Well, did Sadie have things to tell them, as if in answer to all this: a scholarly priest she was following on the internet was proposing exciting reforms in the areas of female priesthood, gay marriage, clerical celibacy, and this Catholic, she pointed at herself, was not above reform.
“Great,” Rae was bracing herself for the moment the devout atheist she had for a boyfriend decided to free himself from the cage of polite convention.
It was then she noticed she did not want to opt fully out of society, not just yet.

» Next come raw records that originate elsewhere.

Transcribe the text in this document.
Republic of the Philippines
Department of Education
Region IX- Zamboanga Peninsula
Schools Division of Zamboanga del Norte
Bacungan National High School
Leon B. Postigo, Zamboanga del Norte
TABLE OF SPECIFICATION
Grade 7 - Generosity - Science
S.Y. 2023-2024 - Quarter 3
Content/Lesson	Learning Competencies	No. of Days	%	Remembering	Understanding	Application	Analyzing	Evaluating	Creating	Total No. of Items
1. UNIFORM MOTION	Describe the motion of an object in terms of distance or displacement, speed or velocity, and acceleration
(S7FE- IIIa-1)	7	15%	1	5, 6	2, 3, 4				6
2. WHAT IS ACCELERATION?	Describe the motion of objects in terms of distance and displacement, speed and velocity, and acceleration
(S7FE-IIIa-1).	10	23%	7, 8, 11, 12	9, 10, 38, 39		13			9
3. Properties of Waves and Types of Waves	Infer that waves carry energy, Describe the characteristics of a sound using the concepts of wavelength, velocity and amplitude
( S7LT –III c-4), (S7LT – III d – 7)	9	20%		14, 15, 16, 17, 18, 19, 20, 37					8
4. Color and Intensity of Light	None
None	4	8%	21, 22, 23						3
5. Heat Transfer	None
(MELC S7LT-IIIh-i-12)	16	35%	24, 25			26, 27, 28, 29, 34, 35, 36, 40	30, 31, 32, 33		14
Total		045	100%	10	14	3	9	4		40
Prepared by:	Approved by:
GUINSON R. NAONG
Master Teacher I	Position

But Elliot struck a chord with Sadie. He said, “You have to find meaning on your own terms.” He began to tell a story. It was a story of faith in himself, of action and non-action, of becoming Red Monk. Back before Burma came to be known as Myanmar, he explained, when nobody could get clearance to go, he did. (And here he was careful to exude an air of humility, careful not to show he saw Lulu turning her head to listen, her date searching his catalog of experiences to rival this one. See, the details of how he got to the place nobody else could were not as important as the mood he set not providing them.) His mysterious ways got him there somehow. And upon his arrival, he showed up unannounced at a Buddhist monastery. It was summer and sweltering, and he had run out of water but he did not have a backup plan. He knocked on the door and the monk who answered it peered down into the depths of his soul, seeing something there that so compelled him, Elliot did not even have to ask to be let in. The door just opened for him. Then they got down to the business of doing nothing, Elliot and the monks, for hours on end just sitting, and sitting, and sitting. And sitting some more. Elliot and the monks meditated thirteen hours a day, one more hour than half of those in the day, rising before dawn, hardly eating, hardly speaking. Just being, as they sat Indian style, their fingers touching and extended like antennae, intercepting signals from the Great Beyond.
“What a story!” Sadie declared when Elliot was done, her eyes open wider than when he had started. She turned to Rae, “Where’d you find him?!?”
Rae shrugged, in response to what she heard as an exuberant declarative statement posing as a question. Too proud to show how proud she was of him. A voice over the intercom spoke in the imperative, calling all the debutantes to the stage. Sadie begged her leave but not before whispering in Rae’s ear, “He’s got potential!”
Rae followed Lulu, up some stairs Lulu tripped on before lunging toward a line of girls, each waiting her turn to walk down the platform and stand before an audience while her name and the name of her escort were announced. They got in line and watched the procession. By the power vested in the voice over the intercom, a girl would turn into a lady. Then she would exit the stage, making way for the next one. And there was not much more to it than that. Could you want something more from that you didn't want any part of? When it was her turn, Rae did as the ones before her had done. She snapped into sparkling pieces, dancing as they met their collective fate down the hallowed porcelain sink.